Generating Models From The MathWorks, Inc. Simulink® Simulation Software

If you are using an NI real-time target and you don't know which OS is running on the target, view Real-Time Controllers and Real-Time Operating System Compatibility.

Additional Modeling Environments

For more information on interacting with models from other modeling environments and programming languages in NI VeriStand, go to Using Simulation Models With NI VeriStand. This document has a complete list of supported modeling environments that have been tested and verified as being able to create compiled models that can be imported in NI VeriStand.

Using the EtherCAT and Scan Engine Add-On for NI VeriStand

With the Scan Engine and EtherCAT custom device, you can easily read scanned I/O from C Series modules located in a CompactRIO or NI 9144 EtherCAT chassis. The add-on also supports the use of custom FPGA personalities with an NI 9144 chassis.
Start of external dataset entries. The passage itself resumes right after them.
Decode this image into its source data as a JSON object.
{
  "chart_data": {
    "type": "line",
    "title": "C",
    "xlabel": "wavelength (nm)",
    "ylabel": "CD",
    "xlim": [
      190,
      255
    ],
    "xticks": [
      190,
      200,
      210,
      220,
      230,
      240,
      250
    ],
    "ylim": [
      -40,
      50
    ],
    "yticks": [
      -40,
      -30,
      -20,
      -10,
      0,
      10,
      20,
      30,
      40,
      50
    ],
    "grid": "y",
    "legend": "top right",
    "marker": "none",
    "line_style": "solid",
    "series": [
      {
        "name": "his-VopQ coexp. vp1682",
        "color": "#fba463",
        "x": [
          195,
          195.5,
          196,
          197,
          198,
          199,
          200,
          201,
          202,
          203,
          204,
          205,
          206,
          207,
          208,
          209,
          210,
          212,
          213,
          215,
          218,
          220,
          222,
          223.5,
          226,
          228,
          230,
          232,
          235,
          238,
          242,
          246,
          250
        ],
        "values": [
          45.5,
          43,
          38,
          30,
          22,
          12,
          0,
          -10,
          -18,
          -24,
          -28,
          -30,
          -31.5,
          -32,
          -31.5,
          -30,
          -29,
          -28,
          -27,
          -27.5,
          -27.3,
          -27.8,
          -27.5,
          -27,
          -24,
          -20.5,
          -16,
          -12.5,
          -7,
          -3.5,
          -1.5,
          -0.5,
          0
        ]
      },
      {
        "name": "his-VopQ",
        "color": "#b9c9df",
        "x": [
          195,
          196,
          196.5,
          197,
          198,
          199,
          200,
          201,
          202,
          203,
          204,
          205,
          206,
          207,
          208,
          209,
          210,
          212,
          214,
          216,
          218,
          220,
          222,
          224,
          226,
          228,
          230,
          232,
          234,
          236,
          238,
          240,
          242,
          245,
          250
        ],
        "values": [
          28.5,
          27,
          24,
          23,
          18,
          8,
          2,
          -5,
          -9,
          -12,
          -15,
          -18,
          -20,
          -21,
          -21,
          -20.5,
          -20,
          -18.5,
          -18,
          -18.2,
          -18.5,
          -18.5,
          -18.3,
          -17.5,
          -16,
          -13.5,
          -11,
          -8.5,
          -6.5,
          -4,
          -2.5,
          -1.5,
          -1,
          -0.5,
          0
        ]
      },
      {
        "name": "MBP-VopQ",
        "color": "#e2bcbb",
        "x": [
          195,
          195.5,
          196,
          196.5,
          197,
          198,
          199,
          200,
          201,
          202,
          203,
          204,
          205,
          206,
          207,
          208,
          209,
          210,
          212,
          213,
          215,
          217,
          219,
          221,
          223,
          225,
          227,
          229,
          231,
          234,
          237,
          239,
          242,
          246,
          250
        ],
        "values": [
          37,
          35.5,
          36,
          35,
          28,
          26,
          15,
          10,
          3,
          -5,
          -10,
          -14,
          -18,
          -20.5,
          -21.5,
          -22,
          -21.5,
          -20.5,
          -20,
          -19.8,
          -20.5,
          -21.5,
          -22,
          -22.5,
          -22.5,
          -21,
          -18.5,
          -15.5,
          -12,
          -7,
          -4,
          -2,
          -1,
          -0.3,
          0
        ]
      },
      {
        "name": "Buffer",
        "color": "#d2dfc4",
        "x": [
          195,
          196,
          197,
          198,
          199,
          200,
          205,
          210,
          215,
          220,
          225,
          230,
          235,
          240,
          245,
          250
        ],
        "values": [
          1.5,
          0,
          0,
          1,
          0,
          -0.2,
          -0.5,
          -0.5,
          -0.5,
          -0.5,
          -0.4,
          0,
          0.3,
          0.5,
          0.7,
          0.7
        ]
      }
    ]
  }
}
Note: The EtherCAT and NI Scan Engine add-on for NI VeriStand is compatible with CompactRIO targets and the NI 9144 EtherCAT expansion chassis.

Download the Veristand 2018 Scan Engine and EtherCAT Add-On and follow the installation instructions.

To add the Scan Engine and EtherCAT Add-On to your NI VeriStand system, follow these steps:

1. Open NI VeriStand and your System Definition.
2. Right-click on Custom Devices and select Scan Engine and EtherCAT.
3. Select Auto-Detect Modules or right-click and select Add Local Chassis to use CompactRIO chassis and manually choose the appropriate module for each slot and correct settings for each module.